In the days of yore, there were kings. Everybody could agree to hate the king because he was rich and well-fed, when most of his minions were not.
Then, a more effective system was invented: democracy. Its originators had in mind a system whereby the populace could choose their leader from amongst themselves – thereby gaining a leader who understood them and represented them.
In short order, those amongst the populace who wished to rule found a way to game the new system in a way that would allow them to, in effect, be kings, but to do so from behind the scenes, whilst retaining the illusion of democracy.
The formula is to create two opposing political parties. Each is led by someone who’s presented as being a “representative of the people.”

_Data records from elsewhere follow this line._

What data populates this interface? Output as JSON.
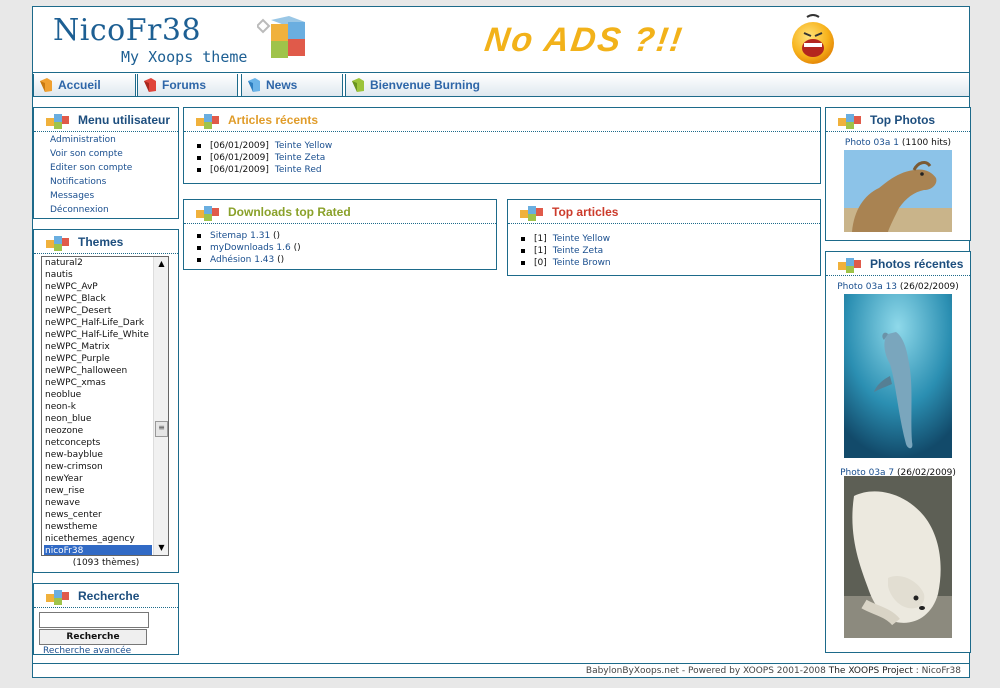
{
  "header": {
    "logo_title": "NicoFr38",
    "logo_subtitle": "My Xoops theme",
    "banner_text": "No ADS ?!!"
  },
  "nav": {
    "items": [
      {
        "label": "Accueil",
        "icon": "orange-arrow-icon"
      },
      {
        "label": "Forums",
        "icon": "red-arrow-icon"
      },
      {
        "label": "News",
        "icon": "blue-arrow-icon"
      },
      {
        "label": "Bienvenue Burning",
        "icon": "green-arrow-icon"
      }
    ]
  },
  "user_menu": {
    "title": "Menu utilisateur",
    "links": [
      "Administration",
      "Voir son compte",
      "Editer son compte",
      "Notifications",
      "Messages",
      "Déconnexion"
    ]
  },
  "themes": {
    "title": "Themes",
    "options": [
      "natural2",
      "nautis",
      "neWPC_AvP",
      "neWPC_Black",
      "neWPC_Desert",
      "neWPC_Half-Life_Dark",
      "neWPC_Half-Life_White",
      "neWPC_Matrix",
      "neWPC_Purple",
      "neWPC_halloween",
      "neWPC_xmas",
      "neoblue",
      "neon-k",
      "neon_blue",
      "neozone",
      "netconcepts",
      "new-bayblue",
      "new-crimson",
      "newYear",
      "new_rise",
      "newave",
      "news_center",
      "newstheme",
      "nicethemes_agency",
      "nicoFr38"
    ],
    "selected": "nicoFr38",
    "count_text": "(1093 thèmes)"
  },
  "search": {
    "title": "Recherche",
    "input_value": "",
    "button_label": "Recherche",
    "advanced_link": "Recherche avancée"
  },
  "recent_articles": {
    "title": "Articles récents",
    "items": [
      {
        "date": "[06/01/2009]",
        "title": "Teinte Yellow"
      },
      {
        "date": "[06/01/2009]",
        "title": "Teinte Zeta"
      },
      {
        "date": "[06/01/2009]",
        "title": "Teinte Red"
      }
    ]
  },
  "downloads": {
    "title": "Downloads top Rated",
    "items": [
      {
        "name": "Sitemap 1.31",
        "suffix": " ()"
      },
      {
        "name": "myDownloads 1.6",
        "suffix": " ()"
      },
      {
        "name": "Adhésion 1.43",
        "suffix": " ()"
      }
    ]
  },
  "top_articles": {
    "title": "Top articles",
    "items": [
      {
        "rank": "[1]",
        "title": "Teinte Yellow"
      },
      {
        "rank": "[1]",
        "title": "Teinte Zeta"
      },
      {
        "rank": "[0]",
        "title": "Teinte Brown"
      }
    ]
  },
  "top_photos": {
    "title": "Top Photos",
    "items": [
      {
        "link": "Photo 03a 1",
        "info": " (1100 hits)",
        "subject": "camel"
      }
    ]
  },
  "recent_photos": {
    "title": "Photos récentes",
    "items": [
      {
        "link": "Photo 03a 13",
        "info": " (26/02/2009)",
        "subject": "dolphin"
      },
      {
        "link": "Photo 03a 7",
        "info": " (26/02/2009)",
        "subject": "polar bear"
      }
    ]
  },
  "footer": {
    "text": "BabylonByXoops.net - Powered by XOOPS 2001-2008 ",
    "project": "The XOOPS Project",
    "author": " : NicoFr38"
  },
  "colors": {
    "border": "#1d6a8a",
    "link": "#1a4f8f",
    "title_blue": "#1d4e7e",
    "green_title": "#8aa12a",
    "orange_title": "#e09c2a",
    "red_title": "#cc3b2b"
  }
}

You then present the two parties as having opposing views on governance. It matters little what the differences are. In fact, you can have the differences be as obscure and arbitrary as, say, gay rights or abortion, and they will work as well as any other differences. What matters is that your two parties object to each other strenuously on the declared issues, working the electorate into a lather.
Once you have each group hating the other group “on principle,” you’re home free. At that point, you’ve successfully completed the distraction. The electorate now believe that, whatever the trumped-up issues are, they’re critical to the ethical governance of the country.
Most importantly, the electorate actually believe that their future well-being depends on the outcome of the next election – that it will decide whether their own view on the issues will prevail.